The Lion Rampant is a great cocktail, but it was chosen to appeal to a wide audience.
The Haggis Manhattan* however, makes no apologies for being wonderfully weird.
It might not be everyone’s cocktail of choice, but it is mine. And luckily, everyone who has tasted it has loved it. Even if they were sceptical at first.
Make it, drink it. You won’t regret it. Unless you’re a vegetarian.
- 50ml Talisker 10 year old whisky
- 20ml Regal Rogue rouge vermouth
- Oils from one orange peel
- 2 dashes Angostura Bitters
- 1 haggis
- Caster sugar
Cook the haggis as per the instructions. Place half the haggis into a large jug and cover with boiling water. Agitate until the water is cold.
Strain this mixture and place the liquid into a large bowl or jug and place in the freezer until frozen.
Remove from the freezer and place inside a double-layered muslin cloth hanging above a bowl and leave to melt.
Take a glass bottle and fill 1/3 with caster sugar.

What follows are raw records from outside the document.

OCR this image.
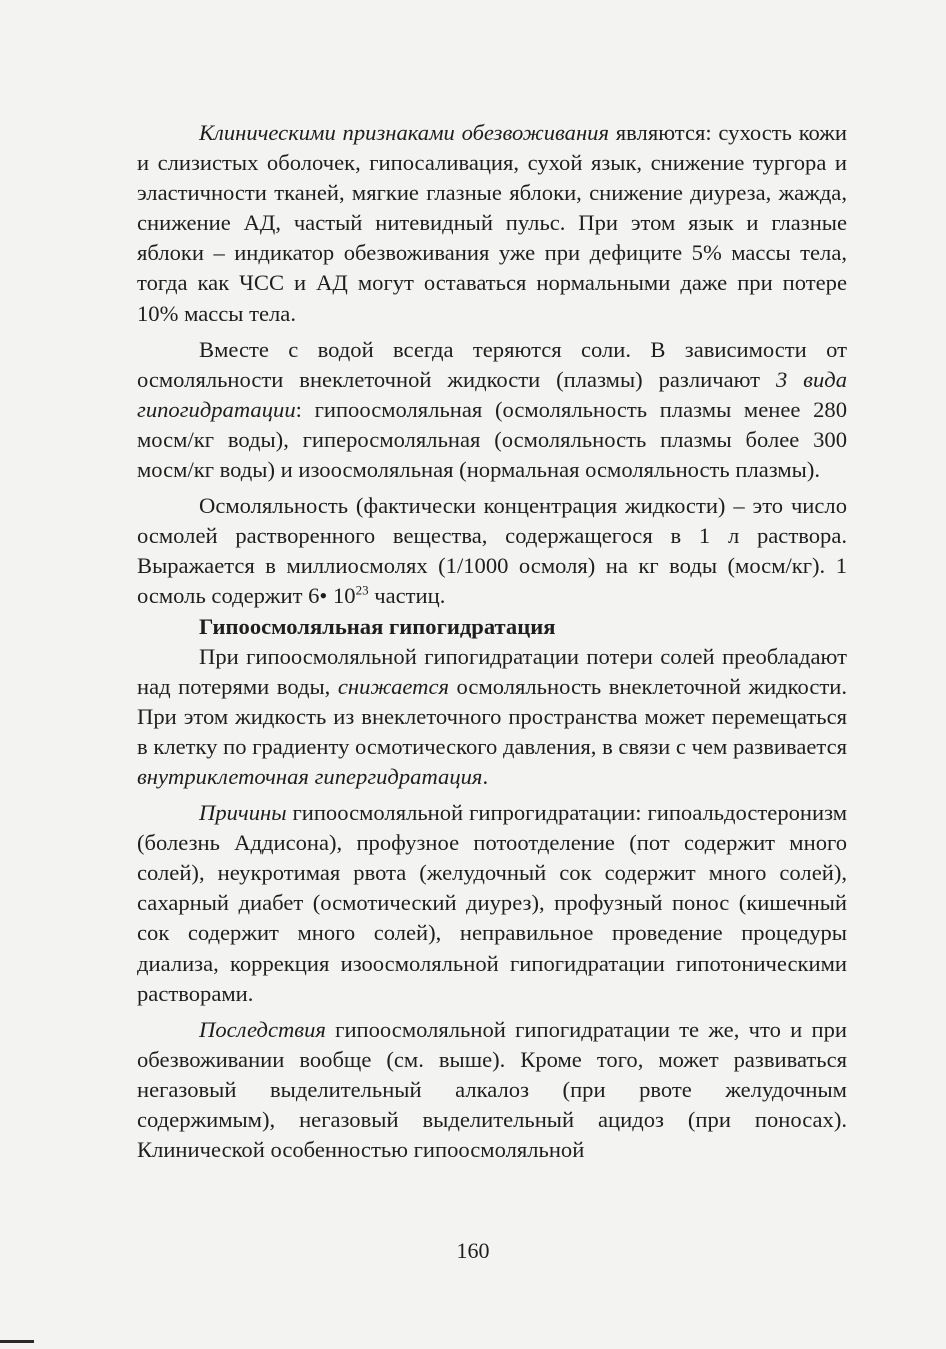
Клиническими признаками обезвоживания являются: сухость кожи и слизистых оболочек, гипосаливация, сухой язык, снижение тургора и эластичности тканей, мягкие глазные яблоки, снижение диуреза, жажда, снижение АД, частый нитевидный пульс. При этом язык и глазные яблоки – индикатор обезвоживания уже при дефиците 5% массы тела, тогда как ЧСС и АД могут оставаться нормальными даже при потере 10% массы тела.

Вместе с водой всегда теряются соли. В зависимости от осмоляльности внеклеточной жидкости (плазмы) различают 3 вида гипогидратации: гипоосмоляльная (осмоляльность плазмы менее 280 мосм/кг воды), гиперосмоляльная (осмоляльность плазмы более 300 мосм/кг воды) и изоосмоляльная (нормальная осмоляльность плазмы).

Осмоляльность (фактически концентрация жидкости) – это число осмолей растворенного вещества, содержащегося в 1 л раствора. Выражается в миллиосмолях (1/1000 осмоля) на кг воды (мосм/кг). 1 осмоль содержит 6• $10^{23}$ частиц.

Гипоосмоляльная гипогидратация

При гипоосмоляльной гипогидратации потери солей преобладают над потерями воды, снижается осмоляльность внеклеточной жидкости. При этом жидкость из внеклеточного пространства может перемещаться в клетку по градиенту осмотического давления, в связи с чем развивается внутриклеточная гипергидратация.

Причины гипоосмоляльной гипрогидратации: гипоальдостеронизм (болезнь Аддисона), профузное потоотделение (пот содержит много солей), неукротимая рвота (желудочный сок содержит много солей), сахарный диабет (осмотический диурез), профузный понос (кишечный сок содержит много солей), неправильное проведение процедуры диализа, коррекция изоосмоляльной гипогидратации гипотоническими растворами.

Последствия гипоосмоляльной гипогидратации те же, что и при обезвоживании вообще (см. выше). Кроме того, может развиваться негазовый выделительный алкалоз (при рвоте желудочным содержимым), негазовый выделительный ацидоз (при поносах). Клинической особенностью гипоосмоляльной

160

Pour in your flavoured water and shake hard to dissolve the sugar and create your syrup. This will last for up to 1 month in the fridge.
Add all ingredients – including 15ml of the haggis syrup – into a mixing glass with plenty of cubed ice and stir well.
Fine strain the cocktail into a chilled glass and garnish with an orange twist.
*I freely admit this is not my invention. I wish it was. Michael Stringer I salute you Sir. Slainte mhath.
A product of 1974 Mancunia, Mark travelled around Europe and America before returning – hungry and thirsty.
A frequenter of Glasgow’s many restaurants, bars and taverns, Mark can also often be found at home dabbling with homemade cocktails.
There are rumours that these drinks may have caused random bouts of narcolepsy and memory loss, but to date, there have been no recorded fatalities.